8. Report findings and recommendations to improve security controls and prevent future attacks.

Recommendations:

• Restrict or audit the use of SSE-C within your AWS environment.
• Regularly review and monitor AWS key usage, ensuring least privilege and rotating keys frequently.
• Implement strong logging and monitoring capabilities for all S3 operations.
• Enable multi-factor authentication (MFA) for all AWS accounts.
• Educate employees about phishing attacks and the importance of protecting AWS credentials.
• Maintain regular backups of critical data stored in S3 buckets.
• Stay informed about emerging threats and vulnerabilities in cloud environments.

Scoring Notes

• Observables related to API calls and encryption parameters are core to the technique but can be obfuscated or manipulated by attackers.
• Changes to lifecycle policies are more specific to adversary tactics but can also occur due to legitimate reasons.
• The presence of a ransom note is a strong indicator of malicious activity but its content can vary.

Additional Notes

• This D3 diagram focuses on the specific scenario of abusing SSE-C for ransomware purposes.
• Other implementations of T1583.002 may involve different observables and robustness levels.
• It is crucial to consider the context and environment when analyzing these observables.
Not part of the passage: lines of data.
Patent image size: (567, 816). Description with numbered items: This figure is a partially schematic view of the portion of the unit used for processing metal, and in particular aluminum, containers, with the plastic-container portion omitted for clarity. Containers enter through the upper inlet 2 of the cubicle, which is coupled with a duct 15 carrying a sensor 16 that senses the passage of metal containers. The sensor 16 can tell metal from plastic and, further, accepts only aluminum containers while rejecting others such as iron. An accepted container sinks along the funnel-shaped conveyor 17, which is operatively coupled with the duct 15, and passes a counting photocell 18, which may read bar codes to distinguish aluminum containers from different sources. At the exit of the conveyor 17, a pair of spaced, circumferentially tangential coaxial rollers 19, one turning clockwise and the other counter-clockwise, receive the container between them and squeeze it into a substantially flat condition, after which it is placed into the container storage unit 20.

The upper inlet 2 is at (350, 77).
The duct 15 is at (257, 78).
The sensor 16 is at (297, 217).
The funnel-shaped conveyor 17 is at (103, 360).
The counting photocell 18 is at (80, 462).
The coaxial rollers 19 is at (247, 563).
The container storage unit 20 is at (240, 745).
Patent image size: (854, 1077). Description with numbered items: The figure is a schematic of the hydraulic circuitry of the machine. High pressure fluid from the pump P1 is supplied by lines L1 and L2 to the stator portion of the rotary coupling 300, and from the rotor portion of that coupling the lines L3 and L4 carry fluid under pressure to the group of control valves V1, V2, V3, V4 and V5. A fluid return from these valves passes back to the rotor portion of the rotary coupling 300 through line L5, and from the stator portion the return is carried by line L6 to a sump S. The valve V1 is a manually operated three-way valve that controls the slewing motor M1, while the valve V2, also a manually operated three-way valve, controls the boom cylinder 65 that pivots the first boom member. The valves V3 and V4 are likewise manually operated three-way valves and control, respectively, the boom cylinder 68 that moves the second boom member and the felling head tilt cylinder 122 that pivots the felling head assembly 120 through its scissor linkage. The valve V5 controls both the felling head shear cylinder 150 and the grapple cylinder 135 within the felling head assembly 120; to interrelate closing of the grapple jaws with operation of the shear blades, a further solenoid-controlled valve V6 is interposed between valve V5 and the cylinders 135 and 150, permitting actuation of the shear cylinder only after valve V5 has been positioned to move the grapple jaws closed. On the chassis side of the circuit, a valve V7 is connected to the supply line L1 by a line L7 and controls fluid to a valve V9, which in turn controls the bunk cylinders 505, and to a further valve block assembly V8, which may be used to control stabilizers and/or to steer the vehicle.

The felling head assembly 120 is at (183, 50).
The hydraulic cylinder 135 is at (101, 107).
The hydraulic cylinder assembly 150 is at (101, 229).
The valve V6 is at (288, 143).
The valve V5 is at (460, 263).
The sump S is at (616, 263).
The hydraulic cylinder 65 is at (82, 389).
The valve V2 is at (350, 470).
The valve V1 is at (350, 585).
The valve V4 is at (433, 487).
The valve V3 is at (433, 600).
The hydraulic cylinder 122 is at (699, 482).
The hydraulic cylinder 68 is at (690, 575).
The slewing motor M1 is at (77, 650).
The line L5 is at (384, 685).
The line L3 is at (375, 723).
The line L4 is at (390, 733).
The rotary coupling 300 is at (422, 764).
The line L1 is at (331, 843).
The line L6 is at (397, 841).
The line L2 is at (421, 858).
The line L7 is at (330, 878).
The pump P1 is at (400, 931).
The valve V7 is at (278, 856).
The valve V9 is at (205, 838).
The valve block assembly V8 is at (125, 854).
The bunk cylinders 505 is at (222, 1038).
False Positive Consideration:

• Legitimate use of SSE-C by authorized users.
• Automated scripts or applications with access to S3 buckets.
• Accidental misconfigurations of S3 bucket policies or lifecycle settings.

D3 Diagram:

### D3 Diagram (Abuse of Cloud Services)

**T1583.002 - Abuse of Cloud Services: Cloud Storage Object Manipulation**

**Implementations**

1. Exploiting compromised AWS keys to encrypt S3 buckets using SSE-C.
2. Creating new IAM users with elevated privileges to access and manipulate S3 buckets.
3. Modifying S3 bucket policies to allow unauthorized access or encryption.
4. Utilizing S3 Object Lifecycle Management API to delete or modify objects.

**Observables**

|Observable|Value|Robustness Level|Rationale|
|:---|:---|:---|:---|
|API calls|`s3:GetObject`, `s3:PutObject`, `s3:PutBucketEncryption`, `s3:PutLifecycleConfiguration`|Level 2: Core to Adversary-Brought Tool or Outside Boundary|Specific to AWS API calls but can be obfuscated or mimicked|
|Encryption parameters|`x-amz-server-side-encryption-customer-algorithm`, `x-amz-server-side-encryption-customer-key`, `x-amz-server-side-encryption-customer-key-MD5`|Level 2: Core to Adversary-Brought Tool or Outside Boundary|Specific to SSE-C encryption but can be manipulated|
|Lifecycle policy changes|Unexpected changes to object expiration or deletion rules|Level 3: Specific to Adversary Tactics or Techniques|Indicates unusual behavior but can be legitimately modified|
|Ransom note presence|Unique identifier, Bitcoin address, communication instructions|Level 2: Core to Adversary-Brought Tool or Outside Boundary|Specific to the attacker's demands but can be changed|

**Scoring Notes**

* Observables related to API calls and encryption parameters are core to the technique but can be obfuscated or manipulated by attackers.
* Changes to lifecycle policies are more specific to adversary tactics but can also occur due to legitimate reasons.
* The presence of a ransom note is a strong indicator of malicious activity but its content can vary.

**Additional Notes**

* This D3 diagram focuses on the specific scenario of abusing SSE-C for ransomware purposes.
* Other implementations of T1583.002 may involve different observables and robustness levels.
* It is crucial to consider the context and environment when analyzing these observables.